An innovation that helps speed the design of fishing rods, skis and cell phone electronics will soon help NASA do its work in space. AnalySwift LLC, a Purdue University-affiliated commercial software provider, has received a $125,000 Small Business Technology Transfer (STTR) grant from NASA, which will help the company further develop its SwiftComp software, technology that provides efficient, high-fidelity modelling of deployable structures made from high-strain composites.

“This is an outstanding recognition and validation of our technology,” said Allan Wood, president and CEO of AnalySwift. “NASA is going to be able to use the software as it designs devices and structures to help achieve success in space exploration, including deployable structures and living vessels used in a space environment.”

Wood said the software would help NASA engineers model high-strain composites with a trade-off between efficiency and accuracy that were unreachable using more conventional methods.

“A composite is a material made from two or more different materials that when combined are stronger, lighter or have other advantages over those individual materials by themselves. A high-strain composite experience strains much higher than most other uses of composites,” the company explains.

Wood said NASA is looking to use the software technology, in part, to study deployables made from high-strain composites that are lightweight and feature time and temperature dependent behaviour.

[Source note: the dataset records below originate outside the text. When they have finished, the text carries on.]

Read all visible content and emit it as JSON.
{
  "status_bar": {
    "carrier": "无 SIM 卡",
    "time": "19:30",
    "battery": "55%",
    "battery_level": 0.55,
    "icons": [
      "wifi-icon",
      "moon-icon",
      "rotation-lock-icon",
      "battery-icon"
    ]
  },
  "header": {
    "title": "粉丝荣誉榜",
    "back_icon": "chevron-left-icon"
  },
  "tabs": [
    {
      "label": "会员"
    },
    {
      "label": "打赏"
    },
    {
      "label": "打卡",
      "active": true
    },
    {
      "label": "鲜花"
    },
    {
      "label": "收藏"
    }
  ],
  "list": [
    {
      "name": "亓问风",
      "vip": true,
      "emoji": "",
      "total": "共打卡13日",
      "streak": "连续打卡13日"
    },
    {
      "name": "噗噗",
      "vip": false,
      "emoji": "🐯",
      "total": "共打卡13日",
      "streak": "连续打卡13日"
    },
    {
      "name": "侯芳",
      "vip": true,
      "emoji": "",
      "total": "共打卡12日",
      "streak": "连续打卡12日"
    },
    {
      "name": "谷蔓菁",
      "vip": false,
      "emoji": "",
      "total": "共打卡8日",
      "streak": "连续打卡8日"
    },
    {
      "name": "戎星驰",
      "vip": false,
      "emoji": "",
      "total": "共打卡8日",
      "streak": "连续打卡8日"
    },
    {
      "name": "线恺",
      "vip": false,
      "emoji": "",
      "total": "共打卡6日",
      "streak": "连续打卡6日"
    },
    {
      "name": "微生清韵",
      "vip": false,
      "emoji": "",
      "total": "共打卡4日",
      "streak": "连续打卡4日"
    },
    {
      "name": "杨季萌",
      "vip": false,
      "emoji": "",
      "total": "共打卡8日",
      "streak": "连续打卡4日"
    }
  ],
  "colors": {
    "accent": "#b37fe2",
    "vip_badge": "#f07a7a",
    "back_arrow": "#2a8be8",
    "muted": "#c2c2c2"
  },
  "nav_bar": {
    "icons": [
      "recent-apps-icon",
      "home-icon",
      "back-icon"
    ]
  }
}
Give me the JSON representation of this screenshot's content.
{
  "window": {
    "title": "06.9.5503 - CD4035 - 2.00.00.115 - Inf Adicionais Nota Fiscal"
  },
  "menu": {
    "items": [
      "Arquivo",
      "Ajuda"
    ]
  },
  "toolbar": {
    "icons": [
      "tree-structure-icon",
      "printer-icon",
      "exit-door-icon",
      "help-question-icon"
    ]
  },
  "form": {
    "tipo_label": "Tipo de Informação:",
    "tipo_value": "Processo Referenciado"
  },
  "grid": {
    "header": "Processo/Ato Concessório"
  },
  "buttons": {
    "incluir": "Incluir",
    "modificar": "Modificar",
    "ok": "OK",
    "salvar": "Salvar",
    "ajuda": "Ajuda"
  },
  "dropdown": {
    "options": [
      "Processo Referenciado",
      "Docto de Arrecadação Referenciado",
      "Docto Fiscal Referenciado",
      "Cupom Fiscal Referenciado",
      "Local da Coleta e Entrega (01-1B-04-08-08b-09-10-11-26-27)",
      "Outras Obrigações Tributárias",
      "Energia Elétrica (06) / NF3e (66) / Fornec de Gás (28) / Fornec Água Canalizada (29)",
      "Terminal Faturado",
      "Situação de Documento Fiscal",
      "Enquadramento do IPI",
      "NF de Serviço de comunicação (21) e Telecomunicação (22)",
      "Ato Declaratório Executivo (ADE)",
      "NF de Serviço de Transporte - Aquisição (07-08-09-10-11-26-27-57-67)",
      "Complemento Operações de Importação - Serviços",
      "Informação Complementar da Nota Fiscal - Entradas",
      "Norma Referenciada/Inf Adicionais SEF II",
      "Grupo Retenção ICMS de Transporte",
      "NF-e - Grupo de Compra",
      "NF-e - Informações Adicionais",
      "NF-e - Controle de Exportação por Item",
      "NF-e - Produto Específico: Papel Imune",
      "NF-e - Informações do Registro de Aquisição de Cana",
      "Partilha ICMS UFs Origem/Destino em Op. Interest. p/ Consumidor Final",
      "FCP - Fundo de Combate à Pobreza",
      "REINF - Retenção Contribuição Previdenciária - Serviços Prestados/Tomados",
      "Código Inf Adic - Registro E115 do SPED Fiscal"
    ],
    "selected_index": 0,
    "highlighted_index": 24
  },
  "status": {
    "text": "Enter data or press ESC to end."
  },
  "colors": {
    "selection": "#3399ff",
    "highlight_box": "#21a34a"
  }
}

In addition to deployable composite booms, NASA could leverage the software for structures such as living vessels, foldable panels, hinges and reflectors, as well as lightweight structures such as satellite buses, landers, rovers, solar arrays and antennas. Other applications include highly flexible wings for future aircraft and highly fatigue and damage tolerant structures for revolutionary vertical lift aircraft.

This image shows a collapsible tubular mast boom rolled up for storage. AnalySwift LLC, a Purdue University-affiliated commercial software provider, is working with NASA on composite materials. (Image provided by NASA).The technology was developed by Wenbin Yu, a professor of aeronautics and astronautics in Purdue’s College of Engineering.

“The unique synergistic relationship between Yu’s computational mechanics research group at Purdue and AnalySwift, with its SwiftComp simulation software, makes it a very efficient transition mechanism of new material and structures fundamental theory developments into the commercial world,” said Juan Fernandez, a research aerospace engineer with NASA.

“The ultimate goal is to increase the capabilities of this commercial computational tool so that others in the high-strain composites community can benefit from it and help advance the field, while using it to satisfy current and future NASA program modelling needs.”

The software also has been licensed to companies and universities worldwide, including those using it for work on satellites and mobile phone components, including printed circuit boards.

“The software reduces analysis time from hours to minutes,” Wood said. "SwiftComp takes details of the fundamental building block of materials and structures as input, then outputs the structural properties needed for macroscopic analysis. It can be used for composite beams, plates and shells, and 3D structures, for both micromechanical and structural modelling.”

The company licensed the technology from the Purdue Research Foundation Office of Technology Commercialization.

“This project will help expand the application of SwiftComp to composite structures and materials used in space environments featuring temperature- and time-dependent behaviour,” Yu said.